It's no surprise that a number of top mapping and travel companies and GPS-makers have jumped into creating iPhone and Android operating system smartphone apps. The high-resolution color touchscreens and built-in GPS sensors and cameras on these devices make them natural platforms for maps, trail guides, photo taking and sharing, social media sharing, mileage and travel logs and trip diaries, and more. Smartphones also have a downside for hiking, though. They are vulnerable to water damage, and hold a charge for only a day or less. Read on for my top five picks, plus the best solar charger. Click images to expand.
Trimble Outdoors Navigator Hiking GPS App (Free, iPhone, Android)
The Trimble Outdoors Navigator app has a robust feature set for hikers including fully integrated GPS, five different map types, including streets, aerial, hybrid, topographic, and terrain, plus the ability to download and store maps on the phone, so you can use maps when out of cell phone/data range. The Navigator app is also rich in technical features for the more experienced hiker, including digital compass showing magnetic north and true north, the ability to mark, store, and describe waypoints
, stored tracks, and the ability to match your latitude/longitude or UTM coordinates to your paper map or GPS device. The Guide Trips feature lets you follow trips recorded by others. You may store and share trips on the Trimble Outdoors website.

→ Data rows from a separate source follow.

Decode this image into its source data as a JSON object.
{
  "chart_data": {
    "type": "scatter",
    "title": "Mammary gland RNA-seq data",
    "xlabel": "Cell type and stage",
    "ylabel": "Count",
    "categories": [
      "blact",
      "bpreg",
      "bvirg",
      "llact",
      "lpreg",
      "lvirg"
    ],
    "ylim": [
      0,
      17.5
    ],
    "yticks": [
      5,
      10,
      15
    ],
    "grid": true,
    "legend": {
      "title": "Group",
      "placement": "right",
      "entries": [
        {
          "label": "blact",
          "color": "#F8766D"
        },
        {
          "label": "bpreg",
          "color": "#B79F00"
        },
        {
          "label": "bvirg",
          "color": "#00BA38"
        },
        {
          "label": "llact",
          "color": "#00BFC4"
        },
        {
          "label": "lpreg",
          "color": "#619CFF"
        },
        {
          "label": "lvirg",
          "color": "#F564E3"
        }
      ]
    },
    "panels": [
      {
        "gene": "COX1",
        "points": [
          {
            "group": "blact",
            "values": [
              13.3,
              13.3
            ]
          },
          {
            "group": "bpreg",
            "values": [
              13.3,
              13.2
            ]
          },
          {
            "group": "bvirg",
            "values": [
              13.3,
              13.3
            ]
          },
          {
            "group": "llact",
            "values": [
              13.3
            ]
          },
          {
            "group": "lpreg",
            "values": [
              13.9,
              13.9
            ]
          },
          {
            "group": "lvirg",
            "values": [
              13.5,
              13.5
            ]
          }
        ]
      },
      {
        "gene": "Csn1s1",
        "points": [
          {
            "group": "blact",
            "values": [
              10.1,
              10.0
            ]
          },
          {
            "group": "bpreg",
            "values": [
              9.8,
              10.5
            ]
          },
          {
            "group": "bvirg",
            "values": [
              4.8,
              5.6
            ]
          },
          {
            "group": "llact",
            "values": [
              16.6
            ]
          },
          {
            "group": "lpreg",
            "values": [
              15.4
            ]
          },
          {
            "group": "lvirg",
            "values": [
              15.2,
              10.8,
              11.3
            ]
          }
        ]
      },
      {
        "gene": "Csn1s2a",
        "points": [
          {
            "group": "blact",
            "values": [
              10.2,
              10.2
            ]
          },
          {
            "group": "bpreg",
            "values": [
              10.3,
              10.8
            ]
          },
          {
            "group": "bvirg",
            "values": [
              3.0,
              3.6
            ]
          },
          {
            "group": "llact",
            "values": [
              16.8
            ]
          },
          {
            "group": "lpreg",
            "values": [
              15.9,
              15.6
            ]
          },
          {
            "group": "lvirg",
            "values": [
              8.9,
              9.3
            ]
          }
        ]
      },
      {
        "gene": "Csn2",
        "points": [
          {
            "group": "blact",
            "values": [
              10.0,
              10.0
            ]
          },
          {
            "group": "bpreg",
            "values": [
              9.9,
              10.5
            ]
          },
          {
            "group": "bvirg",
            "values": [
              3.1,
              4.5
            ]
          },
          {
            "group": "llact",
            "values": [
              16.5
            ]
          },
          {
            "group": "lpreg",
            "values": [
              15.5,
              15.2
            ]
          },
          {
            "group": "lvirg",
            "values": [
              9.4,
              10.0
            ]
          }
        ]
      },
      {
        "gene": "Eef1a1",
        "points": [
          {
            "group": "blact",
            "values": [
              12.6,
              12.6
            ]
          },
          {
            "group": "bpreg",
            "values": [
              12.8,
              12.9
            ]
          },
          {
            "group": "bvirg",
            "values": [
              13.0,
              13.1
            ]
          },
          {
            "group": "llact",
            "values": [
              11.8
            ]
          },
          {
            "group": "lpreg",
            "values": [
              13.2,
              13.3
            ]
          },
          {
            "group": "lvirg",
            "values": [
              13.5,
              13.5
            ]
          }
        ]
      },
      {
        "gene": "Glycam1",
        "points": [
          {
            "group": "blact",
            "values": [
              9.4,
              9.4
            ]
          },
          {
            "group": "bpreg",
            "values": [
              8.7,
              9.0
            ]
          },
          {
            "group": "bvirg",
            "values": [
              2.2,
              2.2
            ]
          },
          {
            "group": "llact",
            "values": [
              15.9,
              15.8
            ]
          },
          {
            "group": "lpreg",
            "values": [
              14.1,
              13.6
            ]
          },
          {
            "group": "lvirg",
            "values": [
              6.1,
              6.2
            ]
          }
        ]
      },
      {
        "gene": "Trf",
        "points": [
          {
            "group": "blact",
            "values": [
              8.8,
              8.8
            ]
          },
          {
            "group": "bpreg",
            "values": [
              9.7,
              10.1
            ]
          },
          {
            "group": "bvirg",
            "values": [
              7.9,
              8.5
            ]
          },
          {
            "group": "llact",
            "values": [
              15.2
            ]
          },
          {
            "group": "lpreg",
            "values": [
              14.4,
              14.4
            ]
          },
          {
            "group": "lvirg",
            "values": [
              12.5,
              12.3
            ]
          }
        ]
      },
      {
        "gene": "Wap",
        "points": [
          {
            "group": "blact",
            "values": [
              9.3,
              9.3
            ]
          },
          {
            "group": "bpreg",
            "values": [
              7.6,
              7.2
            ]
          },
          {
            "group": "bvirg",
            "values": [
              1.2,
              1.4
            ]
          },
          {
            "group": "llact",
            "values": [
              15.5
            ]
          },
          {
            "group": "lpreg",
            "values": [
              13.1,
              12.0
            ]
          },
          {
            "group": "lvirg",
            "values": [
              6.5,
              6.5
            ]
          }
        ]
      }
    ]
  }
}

Columbia GPS Pal (Free, iPhone, Android)
The Columbia GPS Pal app has a simpler feature set than some of the other dedicated hiking GPS apps, but it's easier to use, and faster to learn. I selected it for the top five list because it has an outstanding trip "journaling" capability including:
- Use videos, notes, and photos to set GPS tags at favorite spots.
- Track and store route, distance, time, pace, and elevation automatically.
- Rate and describe events.
- Organize and label events on Columbia's GPS Pal website.
- Share trips via Facebook, Twitter, or by e-mailed link to Columbia's site.
- Store data in both the app and on your own GPS Pal site.
- Automatic sync with website account.
Google My Tracks (Free, Android-Only)
Google's My Tracks for Android operating system smartphones does many of the things you'd expect a hiking app to do, and it does them quite well. In My Tracks, you'll find a nice maps and route tracking utility, detailed speed, time, distance, and elevation tracking, and the ability to upload and store routes to Google Maps. You may also share via Google+, Facebook, or Twitter. Setting My Tracks apart is a suite of connectivity options, including Bluetooth-compatible heart rate monitors, ANT+
heart rate monitors, and SRM bicycling power meters. My Tracks is also exceptionally good for exporting routes to various standard formats including GPX and KML.
MotionX GPS ($0.99, iPhone)
MotionX was one of the earliest entries into the GPS hiking
app category, and to the company's credit, it has been aggressively updating the app and adding features at a steady clip. MotionX offers several different apps, and this review is for the MotionX GPS version for hikers. MotionX is known for its distinctive, wheel-shaped touchscreen control panel, which provides quick and direct access to its functions. MotionX GPS also has an easy-to use control panel for starting and stopping track recording. Maps, record tracks, mark waypoints, download and store maps for use when out of cell tower range, digital compass, and sharing are all on board the MotionX app. You may also set the app to provide live updates of your position.
National Parks by National Geographic (Free, iPhone)
National Geographic puts a different spin on the hiking GPS app category with a focus on U.S. national parks
. After you download and install the free app, you can get highly detailed information about national parks for in-app purchase from $0.99 to $1.99. Park information includes maps, guides, tips, "park secrets," beautiful photos (this is National Geographic, after all), and the ability to get collectible digital stamps for parks visited, and to share your trips. One user called this app "inspiring" and I have to agree. It makes you want to experience the parks and appreciate their beauty.
Smartphones use battery power at an accelerated pace when running a GPS app. If you are hiking or backpacking and using an app to stay on track, you will need to recharge more frequently than usual. That can be a problem out on the trail, which is why I'm including a terrific portable solar charger in this review. The JOOS Orange charger stands out because it makes highly efficient use of solar power - unlike much of the competition. For example, JOOS Orange can generate 2 hours of 3G talk time for every one hour in the sunlight. JOOS Orange is waterproof and rugged, and has its own built-in battery. It comes with a charging cable, USB and micro USB ports, and charges iPhone iPad, Android, etc. as well as cameras that take micro USB.